Depuis le début, la confrontation est basée sur le mensonge et l’injustice. Ils refont les mêmes erreurs. Aujourd’hui, je sens que ce camp est faible. Voulez-vous savoir pourquoi ? Parce qu’il ment, parce qu’il est injuste et se ment à lui-même avant de mentir à ses partisans. Ils savent que ce gouvernement n’est pas celui du Hezbollah. Ils discutent avec le Premier ministre Mikati, ils négocient avec lui et ils savent comme le savent les occidentaux et les Libanais que Mikati traite avec le Hezbollah comme avec toutes les autres composantes libanaises. Cet homme est maître de sa décision et il dit ce qui lui convient et ce qui ne lui convient pas.
En le dénigrant, c’est la présidence du Conseil qu’on dénigre. En l’accusant de former le gouvernement du Hezbollah, on nuit à la fonction de Premier ministre. Tout en sachant que si le Hezbollah formait le gouvernement, il l’aurait fait en 48 heures.
En d’autres termes, les moyens utilisés contre Mikati ne sont ni honnêtes, ni nobles, ni fondés sur des vérités. Est-ce servir l’intérêt national que de réclamer des pressions étrangères sur Mikati ? Pourquoi cherchez-vous à monter le monde contre le gouvernement Mikati ? A cause des armes ? Vous croyez pouvoir régler cette question en vous appuyant sur l’étranger Je vous ai déjà dit que vous perdez votre temps. Que fera de plus la communauté internationale, après avoir essayé la 1559 et la guerre de juillet ? Cherchent-ils ces pressions pour connaître le sort des 11 milliards de dollars disparus ? Pour amorcer des réformes ? Le gouvernement précédent a eu un an entier pour agir et il n’a rien fait. Aujourd’hui, ils ne veulent pas donner une seule journée au gouvernement de Mikati.
Le Premier ministre du gouvernement précédent a eu un an pour agir. Qu’a-t-il fait ? Il a été de pays en pays. Le Liban a besoin d’un gouvernement qui siège à Beyrouth, qui écoute les gens et suit leurs problèmes, un gouvernement qui appuie l’armée lorsqu’elle se bat contre l’ennemi à Adayssé au lieu de prendre l’air à l’étranger…Chaque Libanais aspire à un gouvernement sérieux, capable d’assumer ses responsabilités, qui écoute ses citoyens plutôt que les ambassadeurs… Ils vont dire maintenant, cette nouvelle majorité est virtuelle. Ok. Nous avons aussi dit cela d’eux au cours des dernières années, sans résultat. Pourtant, cette fois, nous sommes véritablement la majorité car nous avons aussi la majorité populaire, en plus de la majorité au Parlement.

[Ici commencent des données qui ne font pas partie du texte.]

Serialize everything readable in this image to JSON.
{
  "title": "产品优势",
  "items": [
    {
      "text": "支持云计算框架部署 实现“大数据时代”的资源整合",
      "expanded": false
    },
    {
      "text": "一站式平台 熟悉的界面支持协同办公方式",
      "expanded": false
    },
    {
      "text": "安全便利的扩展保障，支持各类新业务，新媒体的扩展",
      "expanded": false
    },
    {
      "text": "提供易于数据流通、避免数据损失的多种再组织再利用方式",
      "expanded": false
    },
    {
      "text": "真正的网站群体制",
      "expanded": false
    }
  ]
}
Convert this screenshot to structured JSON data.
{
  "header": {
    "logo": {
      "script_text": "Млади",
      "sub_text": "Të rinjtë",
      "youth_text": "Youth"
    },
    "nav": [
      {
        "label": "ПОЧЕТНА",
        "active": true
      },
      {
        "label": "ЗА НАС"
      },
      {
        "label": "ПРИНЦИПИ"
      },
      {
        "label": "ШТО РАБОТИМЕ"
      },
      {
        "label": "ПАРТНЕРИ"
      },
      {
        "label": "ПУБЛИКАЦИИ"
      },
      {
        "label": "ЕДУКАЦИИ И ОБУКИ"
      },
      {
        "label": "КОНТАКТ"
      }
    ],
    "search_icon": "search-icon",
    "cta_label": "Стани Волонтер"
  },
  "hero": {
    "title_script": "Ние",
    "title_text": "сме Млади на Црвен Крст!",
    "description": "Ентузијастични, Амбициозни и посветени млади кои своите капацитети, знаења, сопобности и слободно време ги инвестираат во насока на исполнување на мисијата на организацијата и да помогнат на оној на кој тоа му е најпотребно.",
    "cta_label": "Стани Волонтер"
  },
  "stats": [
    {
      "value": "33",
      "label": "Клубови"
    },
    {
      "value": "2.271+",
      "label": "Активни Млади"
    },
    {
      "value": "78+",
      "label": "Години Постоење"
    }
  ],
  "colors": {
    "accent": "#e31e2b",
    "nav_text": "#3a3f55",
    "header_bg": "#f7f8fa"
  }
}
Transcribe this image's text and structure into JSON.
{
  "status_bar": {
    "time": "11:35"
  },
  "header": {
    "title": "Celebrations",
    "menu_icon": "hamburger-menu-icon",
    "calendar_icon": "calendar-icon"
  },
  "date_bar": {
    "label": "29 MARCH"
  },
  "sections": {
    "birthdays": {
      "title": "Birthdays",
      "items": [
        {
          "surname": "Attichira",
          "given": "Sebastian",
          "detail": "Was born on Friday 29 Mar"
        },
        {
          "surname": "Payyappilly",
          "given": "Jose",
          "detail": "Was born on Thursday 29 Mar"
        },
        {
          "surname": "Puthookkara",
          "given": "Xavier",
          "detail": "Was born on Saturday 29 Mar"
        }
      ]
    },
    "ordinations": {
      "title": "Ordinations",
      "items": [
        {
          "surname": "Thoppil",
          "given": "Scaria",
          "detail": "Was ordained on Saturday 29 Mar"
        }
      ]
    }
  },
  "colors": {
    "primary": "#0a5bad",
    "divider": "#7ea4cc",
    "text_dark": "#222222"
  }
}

Mais ce débat ne mène nulle part. Il y a un Premier ministre désigné et il formera un gouvernement. Ce qui se dit dans la presse au sujet des obstacles n’est pas vrai. Comme tout gouvernement au Liban, il sera divisé entre chrétiens et musulmans et réparti selon les confessions. Nous autres, nous n’avons rien à voir dans cela. Le retard pour l’instant est dû à l’attente de la réponse définitive de l’autre camp. Le Premier ministre cherche toujours à obtenir la participation de l’autre camp et nous autres nous sommes favorables à un gouvernement de participation nationale. Si certains veulent rester en dehors et attendre les flottes étrangères venues pour les sauver, ils sont libres de le faire. Mais le pays ne peut pas rester sans gouvernement. Lorsque la question de la participation sera tranchée, les blocs et les parties qui ont appuyé la désignation de Mikati devront accélérer le processus pour former au plus tôt un gouvernement sérieux, capable d’assumer ses responsabilités.
En conclusion, je voudrais revenir à l’exemple de courage, d’endurance, de détermination et de volonté donné par nos chefs martyrs et leur dire que leur sang nous a permis d’enregistrer des victoires et avec l’aide de Dieu et votre sacrifice, nous avons tourné la page des défaites pour ouvrir celle des victoires.